By By Buddy Bynum/ editor
February 24, 2002
U.S. Rep. Ronnie Shows paints an interesting picture of himself as a victim of an unfair, partisan, political process, much like the grueling confirmation process under way for U.S. District Court Judge Charles Pickering.
Shows is an incumbent congressman likely to run against Pickering's son, U.S. Rep. Chip Pickering, in a redrawn central Mississippi congressional district this fall. The state and national political stakes are high and this single election may play a key role in deciding which party controls the U.S. House of Representatives come January 2003.
Shows told us the other day that what Judge Pickering is going through as the Senate decides whether to confirm his nomination to a seat on the Fifth U.S. Circuit Court of Appeals is similar to what Shows is going through with redistricting. It's all politics, he said, even reaching into the upper levels of the U.S. Department of Justice.
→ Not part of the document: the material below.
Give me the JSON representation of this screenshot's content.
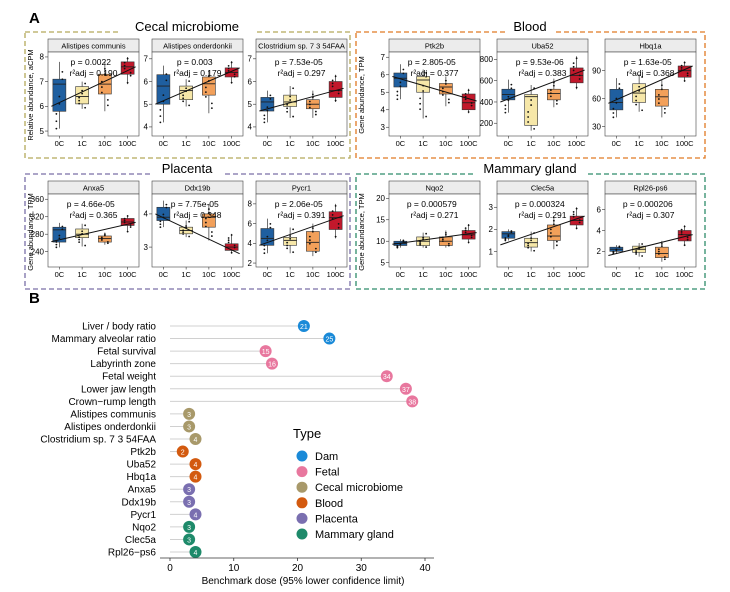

Judge Pickering's nomination by President Bush is aggressively opposed by a coalition of civil rights groups, which have succeeded in confusing his record, forcing two hearings and delaying a vote in the Senate Judiciary Committee. The nomination is just as steadfastly supported by U.S. Sens. Trent Lott and Thad Cochran and a broad, bi-racial coalition of outstanding Mississippians who know the judge and his work. They were joined last week by our own Sonny Montgomery, who wrote a ringing endorsement letter to the Senate committee.
Shows likes a redistricting plan drawn up by a single Hinds County chancery court judge. It gives the district from which he would run a higher percentage of black voting age population than would a district carved out by a three-judge federal panel. Besides, he said, two of the three federal judges were appointed by Republican presidents.
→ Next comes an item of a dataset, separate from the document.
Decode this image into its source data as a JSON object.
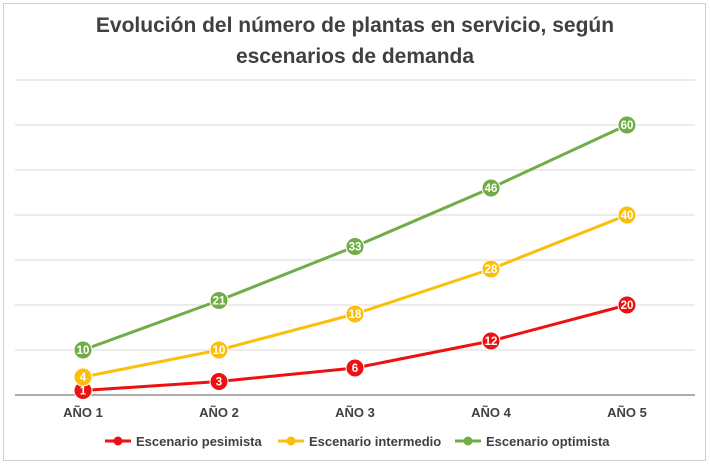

If you believe the federal judges' role in Mississippi's redistricting was politically motivated, then the concept of impartiality in the federal judiciary is out the window. If you believe the Justice Department, which Shows accused of deliberately delaying a decision on the state court plan, is little more than a political tool of the president's administration, then why not agitate for removing the "preclearance" provision of the federal Civil Rights Act?
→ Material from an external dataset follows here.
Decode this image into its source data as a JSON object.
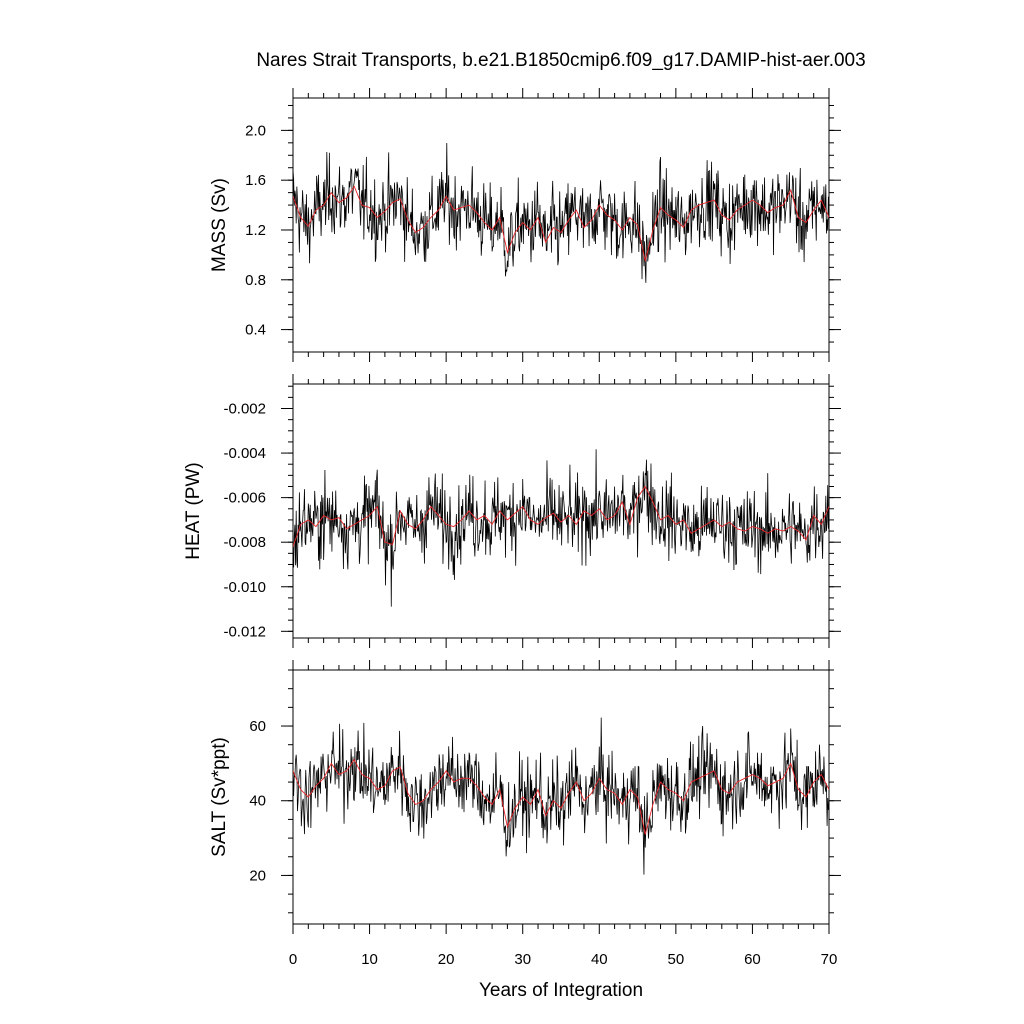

This provision forces Mississippi and a handful of other Southern states to get Justice Department approval before they can change any element of the political process, right down to moving a polling place. It is punishment for past transgressions. Shows said he was not prepared to address whether he would favor its removal.
And yet, he sees redistricting as a "state's rights issue." The state court plan should be approved, he said, because a duly-elected state court judge drew it up.
If you follow that logic, then a federal court should never have been involved in the Ayers desegregation case, recently settled at a cost of at least $500 million, because education should be a state's rights issue, too. But that's another story.
Shows is a former coach and farmer and a longtime elected official with a down-home, personable approach to running for office. Look for him to portray himself as a "man of the people" running against the rich Republican interests he claims are represented by Rep. Pickering. And, don't look for him to endorse Judge Pickering's nomination.
It's all politics in a state where raw political power is wielded like a sharp knife through a watermelon.